Still thrashing out some last minute edits for Fifty Shades Fatter but with a bit of luck and a following wind the thing should be available in the Kindle store next week. I’m also trying out Rachel Aaron’s method for cranking up the wordcount. I can’t report that it’s been a total success – at least not yet, since I only bought the book yesterday, although I have doubled my wordcount today so far and feel like I still have gas in the tank, so to speak.
Word-counting can sometimes feel counter-productive to me; I’ll hammer out three thousand words in a day and then the next day getting anything on paper will leave my head feeling like an orange that’s already been squeezed to within an inch of its life and then some. The thing I like about this advice that she emphasises notes – notes, notes, notes. Make them. Lots of them. You are not nearly as good at keeping things straight as you think you are.
It makes sense to arm yourself before advancing into forest of an intricately plotted novel. There are things in there that will eat your brain, spit out the pips, burp and laugh mockingly before finishing off the rest of you.
I also like her advice on keeping your characters reasonably squishy. One of the reasons I tend to avoid writing forums is that I just get sick of seeing the same questions asked over and over again, and the same mistakes made too. Someone will wander in and say ‘How do I write fictional characters?’ and then someone will offer the helpful suggestion that they should fill out some kind of D&D sheet, or some elaborate questionnaire determined to discover the character’s favourite colour, their rising astrological sign and their preference for lobster over shrimp. This is why I don’t go to writing forums. I don’t want to be the apparently crazy person capslocking IT DOESN’T FUCKING MATTER.
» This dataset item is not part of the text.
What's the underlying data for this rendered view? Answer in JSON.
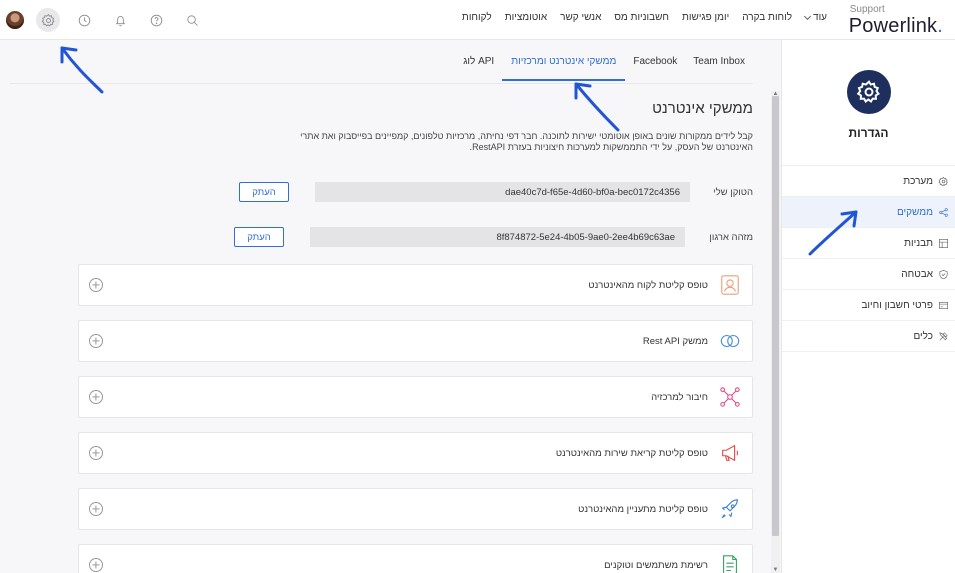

But seriously. It doesn’t. It really doesn’t. There’s no point setting your characters in stone, because they are not stone. They’re Play-Doh. Specifically, they’re your Play-Doh, and you can make them do or say anything you need them to. Obviously with main characters this comes with a certain level of limitation. You must still strive for consistency. One of the gnarliest problems I had with Paris Green was that when I looked back at the first draft I realised that my heroine was wandering around behaving like a woman who had just undergone a personality transplant. I was so invested in the love story playing out in the background that Caroline suddenly turned into this siren, rather than the anxious, angry and deeply damaged young woman she was in the first half.
But would knowing that her favourite colour was pink rather than blue have changed or helped with this? Of course it wouldn’t. There’s no reason to worry yourself with these superficial details.
The thing about not tying yourself down to specifics is that you have all the fun of inventing new details about the characters as you go along. For instance, I always saw Andrew Blakemoor as having really good cheekbones – nose too long and chin, chin too short, ears too large, but man – he had some good cheekbones. His voice I kind of imagined as a male version of Clarice Starling – very soft, very countryish. I hadn’t committed myself to making him a Southerner, but somewhere along the line I picked up North Carolina and suddenly those great cheekbones made sense; his back-teeth were rotted to hell from all that sweet tea. His passion for sugar was suitably fly-like, considering that he lived most of his life as a sort of psychic parasite.
It was one of those lovely little moments of serendipity that make life much more fun for a writer. It’s even more fun when you’ve got a character like Andrew Blakemoor; someone who lies so often and so well that you can reinvent them every time they turn up.